These are used to evaluate the research quality. Reliability and validity are two important concepts in statistics. In simple terms, if your research is associated with high levels of reliability, then other researchers need to be able to generate the same results, using the same. Reliability refers to the extent to which the same answers can be obtained using the same instruments more than one time. Issues of research reliability and validity need to be addressed in methodology chapter in a concise manner.
These two concepts are very closely related, although their meanings are different. Internal consistency is analogous to content validity and is defined as a measure of how the actual content of an assessment works together to evaluate understanding of a concept.They allow us to gain firm and accurate results, as well as helping us to generalize our findings to a wider population and, in turn, apply research results to the world to improve aspects Differences between reliability and validity When designing an experiment, both reliability and validity are important.In a research design, especially in a quantitative research, reliability and validity are highly important. While reliability deals with consistency of the measure, validity deals with accuracy of the measure.The reliability of an assessment refers to the consistency of results.
Internal reliability refers to how consistent the measure is within itself. This can be split into internal and external reliability. This can be split into internal and external.What is the difference between reliability and validity Reliability refers to how consistent the results of a study are or the consistent results of a measuring test. ReliabilityReliability refers to how consistent the results of a study are or the consistent results of a measuring test. In a research, a measurement can be reliable but not necessarily be valid, however, if a measurement is valid, then it is considered to be reliable.
For example, if a thermometer displays same temperature of a same liquid sample under identical conditions, then the results can be considered as reliable. If by using the same technique or methods, same outcome is consistently achieved under similar circumstances, then the measurement is said to be reliable. Reliability of a technique, method, tool or research instrument implies how consistent it measures something.
On the other hand, external reliability of a test implies how well the test can be generalized beyond what it is meant for.The other types include test-retest and interrater. Internal reliability of a test measures how well the test actually measures what it is supposed to measure. Types of reliabilityReliability is categorised as internal and external reliability. The Kuder-Richardson 20 measures the internal reliability for binary tests and Cronbach’s alpha measures the internal reliability for the tests having multiple answers. Reliability estimates the consistency of your measurement, or more simply.Different statistical tools are used to measure reliability, such as, the Kuder-Richardson 20 and Cronbach’s alpha.
Simple correlation between two scores obtained from same individual is also a reliability coefficient. Cronbach’s alpha is the most common measure of internal reliability. The proportion of variance in the observed scores which is attributable to the actual scores is shown in the reliability coefficient.

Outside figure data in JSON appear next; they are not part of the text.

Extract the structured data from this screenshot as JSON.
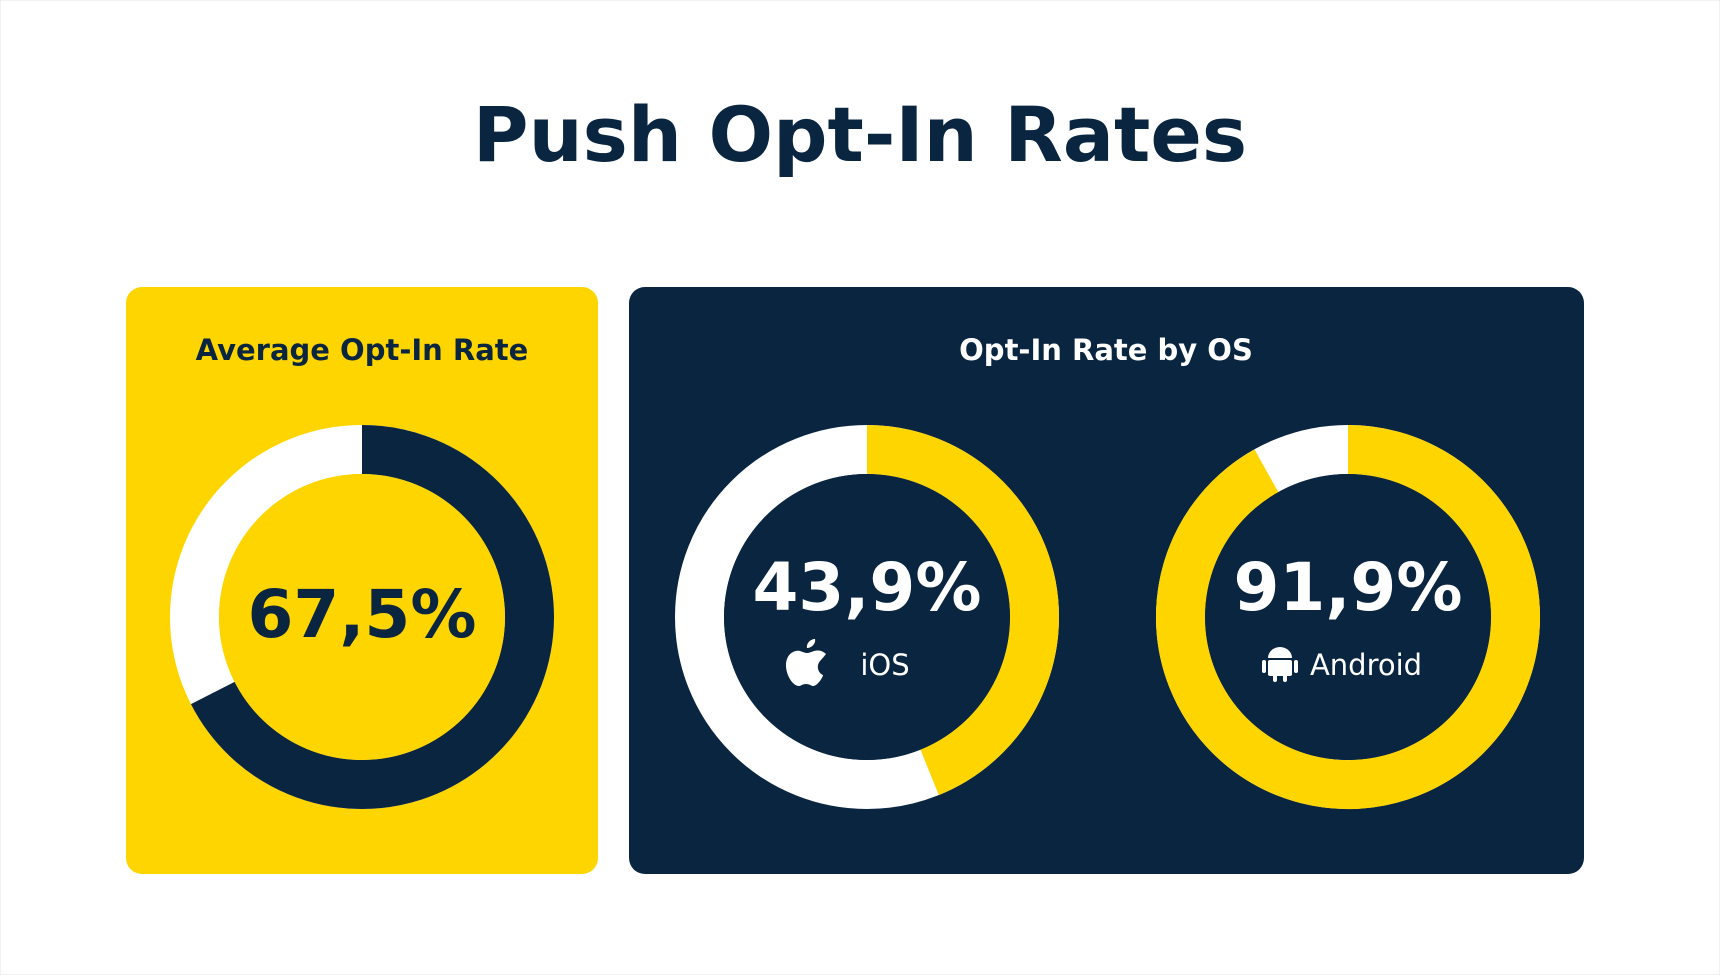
{
  "title": "Push Opt-In Rates",
  "panels": [
    {
      "title": "Average Opt-In Rate",
      "chart_data": [
        {
          "type": "donut",
          "values": [
            67.5
          ],
          "value_labels": [
            "67,5%"
          ],
          "color": "#0a2540",
          "track_color": "#ffffff",
          "center_color": "#ffd500",
          "label_color": "#0a2540"
        }
      ]
    },
    {
      "title": "Opt-In Rate by OS",
      "chart_data": [
        {
          "type": "donut",
          "label": "iOS",
          "values": [
            43.9
          ],
          "value_labels": [
            "43,9%"
          ],
          "color": "#ffd500",
          "track_color": "#ffffff",
          "center_color": "#0a2540",
          "label_color": "#ffffff"
        },
        {
          "type": "donut",
          "label": "Android",
          "values": [
            91.9
          ],
          "value_labels": [
            "91,9%"
          ],
          "color": "#ffd500",
          "track_color": "#ffffff",
          "center_color": "#0a2540",
          "label_color": "#ffffff"
        }
      ]
    }
  ]
}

Reliability coefficientsA reliability coefficient presents the measure of how well a test or a research instrument measures the achievement.
A score higher than 0.7 is taken to be good, and a score less than 0.7 is not a good score for reliability. In maximum cases, the score of 0.7 is considered as acceptable. Cohen’s Kappa is used for measuring interrater reliability.The range of the reliability coefficient lies between 0 and 1. Spearman Brown formula is used for measuring reliability for split-half tests Pearson correlation is the measure for estimating theoretical reliability coefficient between parallel tests. If different types of tests are conducted on the same day, that can give parallel forms reliability.

For example, if in an examination for measuring the proficiency of the students on French language, only reading, writing and speaking are measured and listening is not measured, then the test is considered to be having low content validity as listening is also a part of language proficiency. Content validity:This validity examines the extent to which the tool, method or measurement covers all the aspects of the concept being measured. If there is high and strong correlation between the scores of self-esteem and other traits, then that would imply a high construct validity. For example, a survey questionnaire on assessing self-esteem of the participants can be examined by measuring other known traits or assumed to be associated with the concept of self-esteem, like, optimism and social skills. Construct validity: In this type of validity, the adherence of a measure to some existing knowledge and theory of the research concept is measured.
The validity of a causal relationship, that is, cause and effect relationship, the internal and external validity are measured.Thus, it is evident that these two concepts are highly important for a research paper study to assess whether the outcomes are consistent and whether the measurement instrument is precise to what it is meant to measure. If the survey results are accurate in predicting the actual outcome of the election in that town, then it is considered that the survey has a high level of criterion validity. For example, a survey is being conducted by a news agency for assessing the political opinion of the voters in a town.